Morrison School has been searching for a high school teacher with a math or special education certification since mid-August. For now, other staff members cover the class and duties.
St. Paul VI Catholic High School hired 18 teachers this year, some because teachers retired and some due to enrollment growth, as well as eight staff members, ranging from security and custodial employees to administrative assistants and teachers’ aides.
In recent years, independent schools in Virginia fared slightly better than independent schools nationally, according to National Association of Independent Schools data. In Virginia, the total number of students enrolled in independent schools dipped 0.46% between 2019 and 2021, but 52.5% of schools reported enrollment growth in that period. Nationally, independent schools saw a 1.7% decrease in enrollment for the 2020-2021 school year, but 44.9% reported increased enrollment.
Despite the unexpected expenses brought by the pandemic, most private schools have seen high enough increases in enrollment numbers to offset the new needs, or in some cases, even see a net gain. “I spent 20 years in the business world before I came to do this, and our saying was, ‘Volume cures all ills,’” Yost says. “It’s true also in private education: Enrollment takes care of those things.”

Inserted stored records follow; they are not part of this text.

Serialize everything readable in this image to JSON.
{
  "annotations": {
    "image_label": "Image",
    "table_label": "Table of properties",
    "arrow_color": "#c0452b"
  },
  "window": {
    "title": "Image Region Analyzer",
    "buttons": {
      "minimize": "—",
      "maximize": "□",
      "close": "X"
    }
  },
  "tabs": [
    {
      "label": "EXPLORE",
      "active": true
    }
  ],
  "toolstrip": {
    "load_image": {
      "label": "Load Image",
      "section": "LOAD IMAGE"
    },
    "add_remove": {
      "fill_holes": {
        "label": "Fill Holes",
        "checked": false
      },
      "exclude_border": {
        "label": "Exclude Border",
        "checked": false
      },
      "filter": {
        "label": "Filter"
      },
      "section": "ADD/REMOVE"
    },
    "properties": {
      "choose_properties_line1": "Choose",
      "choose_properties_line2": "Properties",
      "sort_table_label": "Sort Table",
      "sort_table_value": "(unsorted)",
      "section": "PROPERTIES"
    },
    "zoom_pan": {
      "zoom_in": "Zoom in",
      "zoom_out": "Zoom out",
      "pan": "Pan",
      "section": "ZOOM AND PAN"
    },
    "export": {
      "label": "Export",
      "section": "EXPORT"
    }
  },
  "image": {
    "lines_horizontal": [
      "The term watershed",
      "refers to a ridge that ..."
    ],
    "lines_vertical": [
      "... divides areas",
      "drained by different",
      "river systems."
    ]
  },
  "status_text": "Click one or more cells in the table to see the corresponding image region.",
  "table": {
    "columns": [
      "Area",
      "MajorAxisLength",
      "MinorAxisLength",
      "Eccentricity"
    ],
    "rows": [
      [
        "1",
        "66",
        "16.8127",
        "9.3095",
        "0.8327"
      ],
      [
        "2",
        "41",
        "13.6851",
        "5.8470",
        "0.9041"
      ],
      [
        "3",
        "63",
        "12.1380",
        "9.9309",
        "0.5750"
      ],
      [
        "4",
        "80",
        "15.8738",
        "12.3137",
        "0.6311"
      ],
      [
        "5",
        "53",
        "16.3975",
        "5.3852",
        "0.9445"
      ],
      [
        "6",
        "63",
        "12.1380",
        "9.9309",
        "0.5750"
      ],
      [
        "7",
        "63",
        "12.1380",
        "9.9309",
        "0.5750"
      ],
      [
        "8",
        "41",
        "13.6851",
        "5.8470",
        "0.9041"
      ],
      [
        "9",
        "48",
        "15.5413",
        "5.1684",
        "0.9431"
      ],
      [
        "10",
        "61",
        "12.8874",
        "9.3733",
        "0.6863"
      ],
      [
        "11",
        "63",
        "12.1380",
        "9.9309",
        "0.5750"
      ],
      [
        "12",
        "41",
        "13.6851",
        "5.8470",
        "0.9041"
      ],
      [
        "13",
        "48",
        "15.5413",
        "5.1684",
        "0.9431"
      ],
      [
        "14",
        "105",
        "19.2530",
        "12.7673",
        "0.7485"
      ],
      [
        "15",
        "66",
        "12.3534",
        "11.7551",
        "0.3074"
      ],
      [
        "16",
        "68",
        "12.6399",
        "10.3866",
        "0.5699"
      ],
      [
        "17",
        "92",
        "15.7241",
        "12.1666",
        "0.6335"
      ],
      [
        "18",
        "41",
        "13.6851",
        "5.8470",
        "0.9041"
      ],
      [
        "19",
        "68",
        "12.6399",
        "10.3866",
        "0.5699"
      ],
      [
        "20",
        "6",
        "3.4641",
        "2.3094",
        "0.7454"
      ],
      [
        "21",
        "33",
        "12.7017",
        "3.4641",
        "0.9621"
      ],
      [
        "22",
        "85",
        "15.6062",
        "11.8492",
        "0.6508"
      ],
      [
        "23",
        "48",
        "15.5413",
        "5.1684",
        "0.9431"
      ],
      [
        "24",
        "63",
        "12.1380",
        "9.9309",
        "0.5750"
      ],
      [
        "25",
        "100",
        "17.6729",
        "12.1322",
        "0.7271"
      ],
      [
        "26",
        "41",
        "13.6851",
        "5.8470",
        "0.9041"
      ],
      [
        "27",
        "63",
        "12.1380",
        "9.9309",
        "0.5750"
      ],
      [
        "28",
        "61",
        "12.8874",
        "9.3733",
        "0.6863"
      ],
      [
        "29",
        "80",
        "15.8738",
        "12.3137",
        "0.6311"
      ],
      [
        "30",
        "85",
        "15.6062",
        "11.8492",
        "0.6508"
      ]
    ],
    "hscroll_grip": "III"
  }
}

After a year of learning how to operate in a pandemic, schools are glad to be fully in-person. Steward’s campus is full of “happy noise,” Frank says, with students and teachers chatting and engaging each other in-person.
“We are still offering full athletics, full fine arts,” he says. “We were able to bring back our lunch program this year. … We have not scaled back on faculty and staff. We have not cut any classes or other types of programming. We are robust as we were pre-pandemic.”